'Bursa'nın İçme Suyu Güvenilir'

Bursa’da baraj havzalarında yaşanan sıkıntıların ardından Doğayı ve Çevreyi Koruma Derneği (DOĞADER) bir açıklama yaptı. Bursa’da suyun çeşmeden içilebileceğini aktaran Doğader yönetimi, "Foseptik kirliliği yeni bir konu değil. Ancak periyodik olarak yapılan denetim ve kontrollerde barajdan gelen suyun içilebilir olduğu açıklandı. Eğer yaşanan kirlilik hastalık yapacak boyutta olsaydı bugüne kadar Bursa’da herkesin hasta olması gerekirdi" dediler.

'Bursa'nın İçme Suyu Güvenilir'
Doğancı Barajı’na akan kanalizasyon sularının Bursa’nın içme sularını kirlettiği yönündeki haberler üzerine DOĞADER yetkilileri açıklama yaptı. Her şeyden önce kirli suların baraja akmasına izin verenleri, görevlerini yerine getirmeyenleri asla affetmeyeceklerini ifade eden DOĞADER yetkilileri, “Sorumlular bu durumun hesabını verecekler. Ancak şu kesin olarak bilinmelidir ki biz hala içme suyu olarak çeşme suyunu kullanıyoruz. Yaptığımız araştırmada foseptik kirliliğinin yeni olmadığı, yıllardır aynı sorunun devam ettiğini öğrendik. Eğer akıtılan kirli sular hastalık yapacak boyutta olsaydı bu güne kadar Bursa’da herkesin hasta olması gerekirdi. Şehirde periyodik olarak ölçüm ve kontrol yapılıyor. Bu kontrollerde olağandışı bir duruma rastlanmadı" dediler.
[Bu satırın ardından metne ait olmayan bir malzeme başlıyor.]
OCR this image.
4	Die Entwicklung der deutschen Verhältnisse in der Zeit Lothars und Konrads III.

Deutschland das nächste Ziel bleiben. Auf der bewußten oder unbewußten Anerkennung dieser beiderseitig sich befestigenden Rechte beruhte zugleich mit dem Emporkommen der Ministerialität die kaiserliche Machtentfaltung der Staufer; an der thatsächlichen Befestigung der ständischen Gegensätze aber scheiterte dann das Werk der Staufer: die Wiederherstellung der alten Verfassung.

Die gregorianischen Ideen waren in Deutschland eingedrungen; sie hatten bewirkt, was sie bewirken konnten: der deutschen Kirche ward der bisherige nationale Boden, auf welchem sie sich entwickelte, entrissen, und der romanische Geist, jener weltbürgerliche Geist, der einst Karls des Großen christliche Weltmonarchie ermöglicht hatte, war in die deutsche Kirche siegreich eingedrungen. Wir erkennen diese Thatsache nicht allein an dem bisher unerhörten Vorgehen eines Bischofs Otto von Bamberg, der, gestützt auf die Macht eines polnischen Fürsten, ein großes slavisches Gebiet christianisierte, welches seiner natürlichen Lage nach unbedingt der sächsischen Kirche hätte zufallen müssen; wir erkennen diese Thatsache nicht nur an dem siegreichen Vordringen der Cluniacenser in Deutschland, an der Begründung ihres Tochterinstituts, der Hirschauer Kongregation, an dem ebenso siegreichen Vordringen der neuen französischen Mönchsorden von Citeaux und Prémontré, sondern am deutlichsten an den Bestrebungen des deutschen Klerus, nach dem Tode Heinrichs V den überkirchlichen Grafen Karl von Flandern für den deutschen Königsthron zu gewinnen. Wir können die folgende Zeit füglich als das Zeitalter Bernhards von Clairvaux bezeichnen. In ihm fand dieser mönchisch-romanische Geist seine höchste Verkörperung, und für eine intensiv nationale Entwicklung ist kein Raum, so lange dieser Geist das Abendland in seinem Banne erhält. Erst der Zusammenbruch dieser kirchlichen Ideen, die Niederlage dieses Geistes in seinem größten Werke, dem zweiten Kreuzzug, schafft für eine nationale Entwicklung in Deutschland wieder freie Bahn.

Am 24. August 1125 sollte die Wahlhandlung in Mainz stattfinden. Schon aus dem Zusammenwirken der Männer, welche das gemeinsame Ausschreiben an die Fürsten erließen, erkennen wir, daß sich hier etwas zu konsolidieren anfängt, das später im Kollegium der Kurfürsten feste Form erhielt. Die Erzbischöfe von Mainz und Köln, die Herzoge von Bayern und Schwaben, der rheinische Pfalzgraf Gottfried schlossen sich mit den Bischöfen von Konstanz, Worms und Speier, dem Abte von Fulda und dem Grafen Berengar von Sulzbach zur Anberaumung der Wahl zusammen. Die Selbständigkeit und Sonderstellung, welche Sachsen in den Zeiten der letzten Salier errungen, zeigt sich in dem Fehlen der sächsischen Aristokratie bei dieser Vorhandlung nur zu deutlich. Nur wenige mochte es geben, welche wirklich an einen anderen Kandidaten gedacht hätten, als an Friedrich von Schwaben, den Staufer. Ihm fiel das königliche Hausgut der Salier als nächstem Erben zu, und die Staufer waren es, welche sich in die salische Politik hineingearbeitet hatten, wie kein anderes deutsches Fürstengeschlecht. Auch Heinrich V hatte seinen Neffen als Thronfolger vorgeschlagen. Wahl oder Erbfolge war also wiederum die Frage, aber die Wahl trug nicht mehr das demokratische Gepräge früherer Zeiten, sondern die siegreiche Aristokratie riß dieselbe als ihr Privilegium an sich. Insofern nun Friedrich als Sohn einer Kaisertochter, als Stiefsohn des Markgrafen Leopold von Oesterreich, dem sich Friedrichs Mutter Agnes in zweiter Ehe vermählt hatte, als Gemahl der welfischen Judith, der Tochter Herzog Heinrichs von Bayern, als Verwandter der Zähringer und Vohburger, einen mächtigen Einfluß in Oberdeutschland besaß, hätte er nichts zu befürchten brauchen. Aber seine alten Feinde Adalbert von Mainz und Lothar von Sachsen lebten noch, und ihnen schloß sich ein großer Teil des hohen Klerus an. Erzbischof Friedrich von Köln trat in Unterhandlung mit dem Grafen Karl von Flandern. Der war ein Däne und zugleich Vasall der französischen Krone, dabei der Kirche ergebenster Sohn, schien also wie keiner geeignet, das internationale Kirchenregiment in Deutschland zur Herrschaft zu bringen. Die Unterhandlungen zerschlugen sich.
"ŞİŞELENMİŞ SU DAHA ZARARLI

Nilüfer ve Doğancı Barajı’nda 25’er milyondan toplam 50 milyon litre su olduğunu belirten çevreciler, “Bu büyüklükteki miktara göre derelere karışan kirli sular çok küçük miktarlarda kalmakta, barajdaki suyla seyrelmekte, etkisi azalmaktadır. Kaldı ki kirliliğin biyolojik kirlilik olduğu düşünülürse klorlama hastalık yapıcı etmenler ortadan kalkmasına aracılık etmektedir. Yani kısaca altı ay önce, bir yıl önce daha önceki yıllarda çeşmelerimizden akan su nasılsa şu anda aynı nitelikte su çeşmelerden akmaktadır. Bu kirliliği yeni bir şey olarak kabul edip damacanaya, ambalajlı suya yönelmek hatadır. Ayrıca ambalajlı sular daha sağlıklı su olduğunu kabul etmiyoruz. En başta ambalajlı sularda, şişe ve damacanalar da dağıtım ve pazarlama aşamasında +4 derece sıcaklık sınırı aşıldığı için canlı organizma üreme ihtimali çeşmeden akan sulara göre her zaman daha fazla olmaktadır. Ayrıca plastikle her an temasta olan suya plastikten madde geçişi olabilmektedir. Dioksin bu kimyasal geçişin içinde en tehlikeli olan kanserojen bir maddedir. Son olarak, damacana ve ambalajlı su sebilleri ve pompaları periyodik düzende yeterli temizlik yapılmaması durumunda ayrı bir kirletici nitelik barındırmaktadır" ifadelerine yer verdiler.

Doğader yetkilileri suyun ticarileşmesine de izin vermeyeceklerini sözlerine eklediler.